With a sufficient number of annotations available, the goal is to create and experiment with models with the help of pre-configured and state-of-the-art machine or deep learning algorithms. The models learn from existing annotations. Models need to be compared in order to select the best one for automating this task in the future on new documents.
- Go to Model experiments view
- Split dataset
- We recommend to generate train/test metadata on the dataset to create train/test datasets that can be easily be compared when using different experiments.
- Alternatively use the “Shuffle: true” parameter. This parameter creates a random split at each training run. Changes in training success may then come from properties of these random splits, especially when the number of documents is small.
- Create a new experiment
- Select the algorithm for the experiment
- Set training and test parameters:
- We recommend to generate train/test metadata on the dataset to create train/test datasets that can be easily be compared when using different experiments.

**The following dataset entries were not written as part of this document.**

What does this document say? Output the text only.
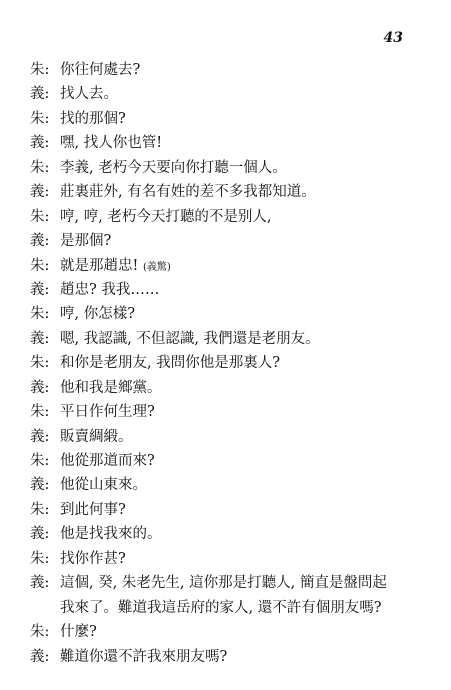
43
朱: 你往何處去?
義: 找人去。
朱: 找的那個?
義: 嘿, 找人你也管!
朱: 李義, 老朽今天要向你打聽一個人。
義: 莊裏莊外, 有名有姓的差不多我都知道。
朱: 哼, 哼, 老朽今天打聽的不是别人,
義: 是那個?
朱: 就是那趙忠! (義驚)
義: 趙忠? 我我……
朱: 哼, 你怎樣?
義: 嗯, 我認識, 不但認識, 我們還是老朋友。
朱: 和你是老朋友, 我問你他是那裏人?
義: 他和我是鄉黨。
朱: 平日作何生理?
義: 販賣綢緞。
朱: 他從那道而來?
義: 他從山東來。
朱: 到此何事?
義: 他是找我來的。
朱: 找你作甚?
義: 這個, 癸, 朱老先生, 這你那是打聽人, 簡直是盤問起
我來了。難道我這岳府的家人, 還不許有個朋友嗎?
朱: 什麼?
義: 難道你還不許我來朋友嗎?
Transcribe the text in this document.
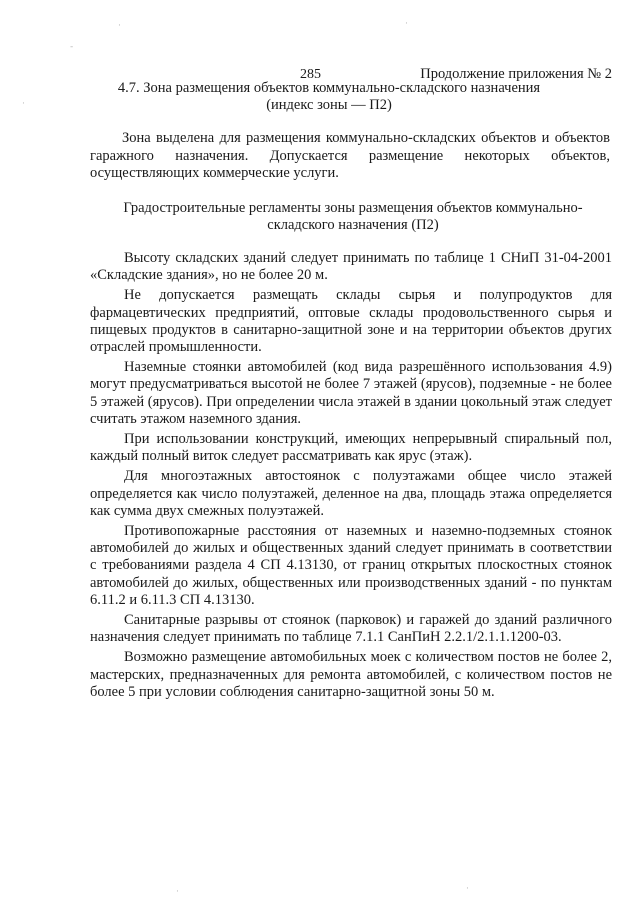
285	Продолжение приложения № 2
4.7. Зона размещения объектов коммунально-складского назначения
(индекс зоны — П2)

Зона выделена для размещения коммунально-складских объектов и объектов гаражного назначения. Допускается размещение некоторых объектов, осуществляющих коммерческие услуги.

Градостроительные регламенты зоны размещения объектов коммунально-
складского назначения (П2)

Высоту складских зданий следует принимать по таблице 1 СНиП 31-04-2001 «Складские здания», но не более 20 м.

Не допускается размещать склады сырья и полупродуктов для фармацевтических предприятий, оптовые склады продовольственного сырья и пищевых продуктов в санитарно-защитной зоне и на территории объектов других отраслей промышленности.

Наземные стоянки автомобилей (код вида разрешённого использования 4.9) могут предусматриваться высотой не более 7 этажей (ярусов), подземные - не более 5 этажей (ярусов). При определении числа этажей в здании цокольный этаж следует считать этажом наземного здания.

При использовании конструкций, имеющих непрерывный спиральный пол, каждый полный виток следует рассматривать как ярус (этаж).

Для многоэтажных автостоянок с полуэтажами общее число этажей определяется как число полуэтажей, деленное на два, площадь этажа определяется как сумма двух смежных полуэтажей.

Противопожарные расстояния от наземных и наземно-подземных стоянок автомобилей до жилых и общественных зданий следует принимать в соответствии с требованиями раздела 4 СП 4.13130, от границ открытых плоскостных стоянок автомобилей до жилых, общественных или производственных зданий - по пунктам 6.11.2 и 6.11.3 СП 4.13130.

Санитарные разрывы от стоянок (парковок) и гаражей до зданий различного назначения следует принимать по таблице 7.1.1 СанПиН 2.2.1/2.1.1.1200-03.

Возможно размещение автомобильных моек с количеством постов не более 2, мастерских, предназначенных для ремонта автомобилей, с количеством постов не более 5 при условии соблюдения санитарно-защитной зоны 50 м.

·	·
·
-
·
·
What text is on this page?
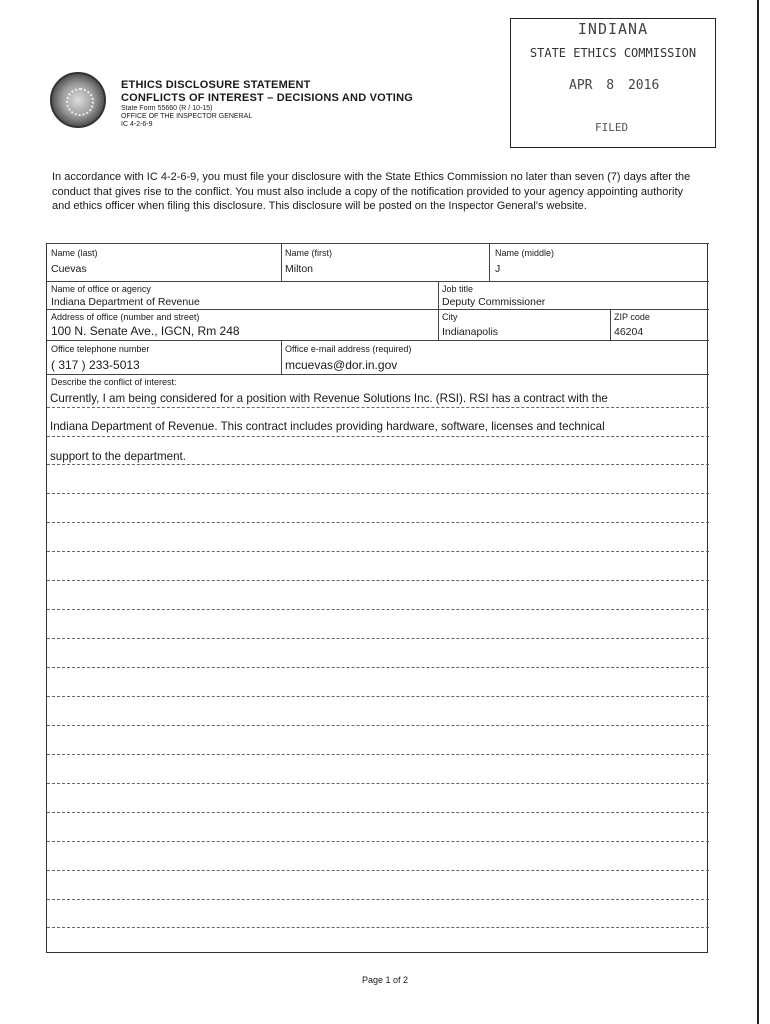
ETHICS DISCLOSURE STATEMENT
CONFLICTS OF INTEREST – DECISIONS AND VOTING
State Form 55660 (R / 10-15)
OFFICE OF THE INSPECTOR GENERAL
IC 4-2-6-9
INDIANA
STATE ETHICS COMMISSION
APR 8 2016
FILED
In accordance with IC 4-2-6-9, you must file your disclosure with the State Ethics Commission no later than seven (7) days after the conduct that gives rise to the conflict. You must also include a copy of the notification provided to your agency appointing authority and ethics officer when filing this disclosure. This disclosure will be posted on the Inspector General's website.
Name (last)
Cuevas
Name (first)
Milton
Name (middle)
J
Name of office or agency
Indiana Department of Revenue
Job title
Deputy Commissioner
Address of office (number and street)
100 N. Senate Ave., IGCN, Rm 248
City
Indianapolis
ZIP code
46204
Office telephone number
( 317 ) 233-5013
Office e-mail address (required)
mcuevas@dor.in.gov
Describe the conflict of interest:
Currently, I am being considered for a position with Revenue Solutions Inc. (RSI). RSI has a contract with the
Indiana Department of Revenue. This contract includes providing hardware, software, licenses and technical
support to the department.
Page 1 of 2
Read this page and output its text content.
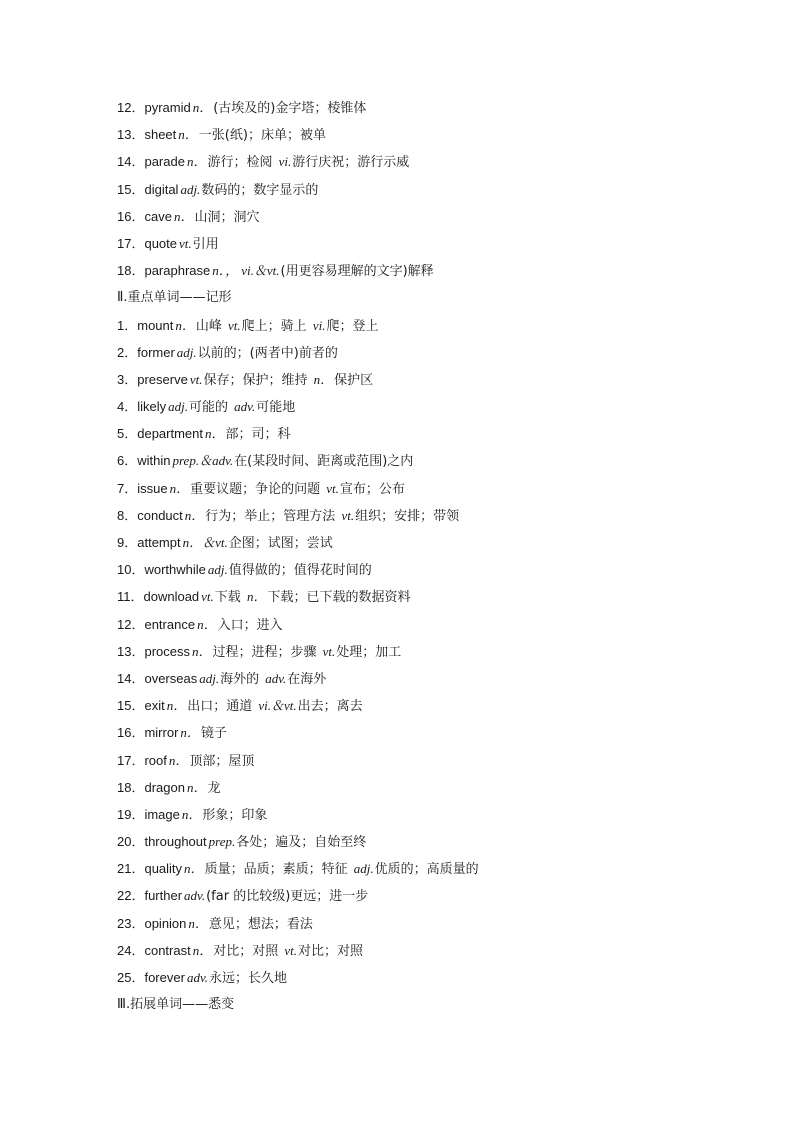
12．pyramid n．(古埃及的)金字塔；棱锥体
13．sheet n．一张(纸)；床单；被单
14．parade n．游行；检阅 vi.游行庆祝；游行示威
15．digital adj.数码的；数字显示的
16．cave n．山洞；洞穴
17．quote vt.引用
18．paraphrase n．， vi.＆vt.(用更容易理解的文字)解释
Ⅱ.重点单词——记形
1．mount n．山峰 vt.爬上；骑上 vi.爬；登上
2．former adj.以前的；(两者中)前者的
3．preserve vt.保存；保护；维持 n．保护区
4．likely adj.可能的 adv.可能地
5．department n．部；司；科
6．within prep.＆adv.在(某段时间、距离或范围)之内
7．issue n．重要议题；争论的问题 vt.宣布；公布
8．conduct n．行为；举止；管理方法 vt.组织；安排；带领
9．attempt n．＆vt.企图；试图；尝试
10．worthwhile adj.值得做的；值得花时间的
11．download vt.下载 n．下载；已下载的数据资料
12．entrance n．入口；进入
13．process n．过程；进程；步骤 vt.处理；加工
14．overseas adj.海外的 adv.在海外
15．exit n．出口；通道 vi.＆vt.出去；离去
16．mirror n．镜子
17．roof n．顶部；屋顶
18．dragon n．龙
19．image n．形象；印象
20．throughout prep.各处；遍及；自始至终
21．quality n．质量；品质；素质；特征 adj.优质的；高质量的
22．further adv.(far 的比较级)更远；进一步
23．opinion n．意见；想法；看法
24．contrast n．对比；对照 vt.对比；对照
25．forever adv.永远；长久地
Ⅲ.拓展单词——悉变
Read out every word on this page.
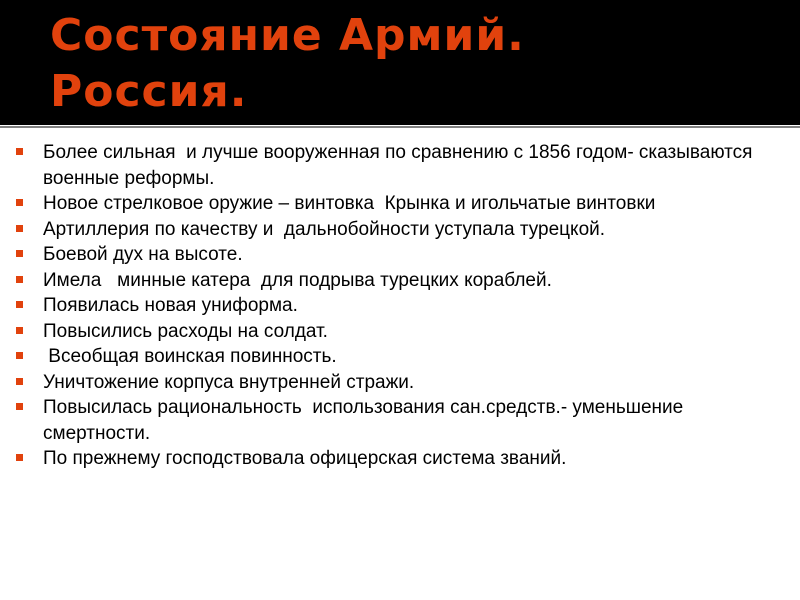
Состояние Армий.
Россия.
Более сильная  и лучше вооруженная по сравнению с 1856 годом- сказываются военные реформы.
Новое стрелковое оружие – винтовка  Крынка и игольчатые винтовки
Артиллерия по качеству и  дальнобойности уступала турецкой.
Боевой дух на высоте.
Имела   минные катера  для подрыва турецких кораблей.
Появилась новая униформа.
Повысились расходы на солдат.
Всеобщая воинская повинность.
Уничтожение корпуса внутренней стражи.
Повысилась рациональность  использования сан.средств.- уменьшение смертности.
По прежнему господствовала офицерская система званий.
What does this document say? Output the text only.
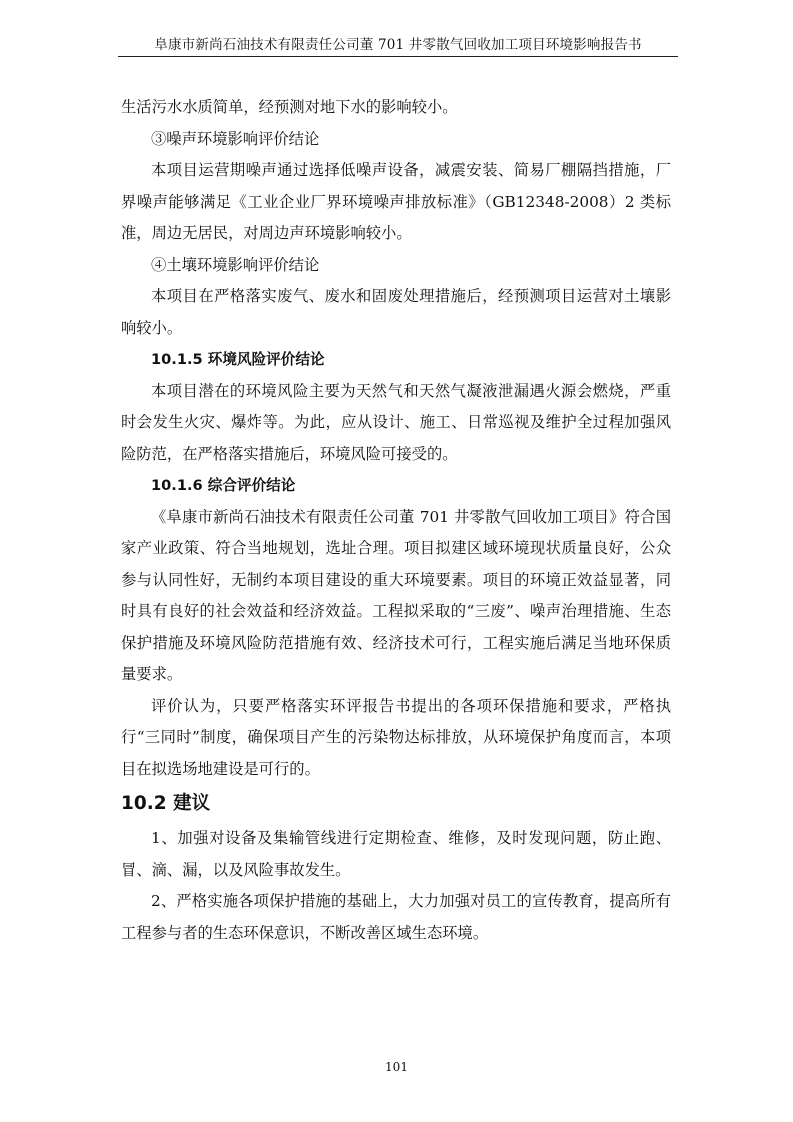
阜康市新尚石油技术有限责任公司董 701 井零散气回收加工项目环境影响报告书

生活污水水质简单，经预测对地下水的影响较小。

③噪声环境影响评价结论

本项目运营期噪声通过选择低噪声设备，减震安装、简易厂棚隔挡措施，厂界噪声能够满足《工业企业厂界环境噪声排放标准》（GB12348-2008）2 类标准，周边无居民，对周边声环境影响较小。

④土壤环境影响评价结论

本项目在严格落实废气、废水和固废处理措施后，经预测项目运营对土壤影响较小。

10.1.5 环境风险评价结论

本项目潜在的环境风险主要为天然气和天然气凝液泄漏遇火源会燃烧，严重时会发生火灾、爆炸等。为此，应从设计、施工、日常巡视及维护全过程加强风险防范，在严格落实措施后，环境风险可接受的。

10.1.6 综合评价结论

《阜康市新尚石油技术有限责任公司董 701 井零散气回收加工项目》符合国家产业政策、符合当地规划，选址合理。项目拟建区域环境现状质量良好，公众参与认同性好，无制约本项目建设的重大环境要素。项目的环境正效益显著，同时具有良好的社会效益和经济效益。工程拟采取的“三废”、噪声治理措施、生态保护措施及环境风险防范措施有效、经济技术可行，工程实施后满足当地环保质量要求。

评价认为，只要严格落实环评报告书提出的各项环保措施和要求，严格执行“三同时”制度，确保项目产生的污染物达标排放，从环境保护角度而言，本项目在拟选场地建设是可行的。

10.2 建议

1、加强对设备及集输管线进行定期检查、维修，及时发现问题，防止跑、冒、滴、漏，以及风险事故发生。

2、严格实施各项保护措施的基础上，大力加强对员工的宣传教育，提高所有工程参与者的生态环保意识，不断改善区域生态环境。

101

- Alternatively use the “Shuffle: true” parameter. This parameter creates a random split at each training run. Changes in training success may then come from properties of these random splits, especially when the number of documents is small.
- And adjust model parameters
- Save your model experiment at the bottom of the page
- Launch the experiment
- Evaluate the overall quality of the models and the quality for each model by ticking the quality tick-box.
- You can select different options to evaluate the quality of the models: F-measure, precision, recall and number of examples.
- Improve the labels of the dataset with a low quality by focusing your annotation efforts on these weaker labels.